Top university limits use of AI tools
Fudan University, a top-notch university in Shanghai, has recently issued a regulation on the use of AI tools in writing undergraduate graduation theses, detailing areas where AI is permitted to facilitate research and where AI is banned.
The university announced in its regulation that Generative AI and other AI-empowered tools are not allowed to be used in choosing research topics, designing research methods, building algorithms and models, analyzing data, presenting results, discussions and conclusions, or summarizing implications in the thesis-writing process.
It also bans AI tools from generating or changing raw data and creating figures based on the results of experiments. The main body, acknowledgments and other sections of the theses cannot be written by AI, nor can AI be used to polish up the language or do translation work.
Moreover, members of thesis defense committees and reviewers are prohibited from using AI tools to review undergraduates' graduation theses.
The document also specified conditions where AI can be leveraged: when the supervisor consents to the use of AI and when the AI-generated content doesn't affect evaluations of students' innovating capabilities. Under these premises, AI tools can be used to help retrieve and review literature, make charts and figures based on already-existing ones and collate references.
The stipulation clearly stated that students should disclose unequivocally in their undergraduate theses what AI tools were used, when and for what purposes, what content and suggestions were generated by such tools, and which parts of their theses were completed using them.
The university said violations of relevant regulations could result in a deduction in graduation thesis scores or disqualification for oral defense. If the improper use of AI constitutes academic misconduct, students will either be unable to apply for the degree, or their already obtained degree will be annulled.
The regulation was introduced as many university students and professors have turned to AI to aid their academic research, while the credibility and academic integrity of such AI-facilitated papers have not yet been fully determined.
In March, a research paper published in a Science Citation Index journal by a professor and colleagues at a university in Beijing was found to contain a commonly used ChatGPT prompter in the article's introduction.

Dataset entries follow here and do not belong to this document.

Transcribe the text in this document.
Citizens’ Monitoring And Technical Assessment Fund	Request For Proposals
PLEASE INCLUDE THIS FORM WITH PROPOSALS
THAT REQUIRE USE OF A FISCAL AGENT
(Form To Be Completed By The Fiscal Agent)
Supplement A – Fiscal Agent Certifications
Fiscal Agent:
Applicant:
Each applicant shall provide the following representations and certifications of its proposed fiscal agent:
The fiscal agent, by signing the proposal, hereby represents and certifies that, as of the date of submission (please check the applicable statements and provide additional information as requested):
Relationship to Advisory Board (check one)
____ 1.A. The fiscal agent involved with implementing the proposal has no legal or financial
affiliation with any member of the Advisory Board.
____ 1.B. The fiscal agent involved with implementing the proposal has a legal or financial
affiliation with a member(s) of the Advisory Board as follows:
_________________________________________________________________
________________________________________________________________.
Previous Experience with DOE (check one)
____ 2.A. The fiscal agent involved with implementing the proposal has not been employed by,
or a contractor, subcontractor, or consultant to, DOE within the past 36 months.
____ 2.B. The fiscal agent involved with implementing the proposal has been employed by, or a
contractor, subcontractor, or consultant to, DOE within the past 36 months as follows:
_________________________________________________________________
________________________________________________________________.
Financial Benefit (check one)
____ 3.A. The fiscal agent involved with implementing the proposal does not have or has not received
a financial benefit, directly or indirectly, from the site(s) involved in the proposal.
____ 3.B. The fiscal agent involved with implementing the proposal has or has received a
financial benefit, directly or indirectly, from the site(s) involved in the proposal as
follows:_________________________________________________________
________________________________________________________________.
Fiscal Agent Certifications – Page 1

The paper was later retracted due to the "duplication of text and image data" and "concerns that the authors appear to have used a Generative AI source in the writing process without disclosure", which, according to a notice by the journal Surfaces and Interfaces, "is a breach of journal policy".
This year, many universities have announced that they will pilot monitoring the use of Generative AI in undergraduates' graduation theses.
North China Electric Power University has developed an AI detection system to screen the theses of graduate students, the results of which will be provided to the supervisors and the defense committee as a reference, said Zhang Lei, a staff member of the university's graduate school, in an interview with China Youth Daily.
According to Fudan University, the writers are ultimately responsible for the content generated by AI, and AI tools cannot be listed as co-authors of theses.
The regulation aims to stress students' role in ensuring the proper use of AI tools in line with research codes of conduct and preserving the originality and academic integrity emphasized in academic research, Fudan University said.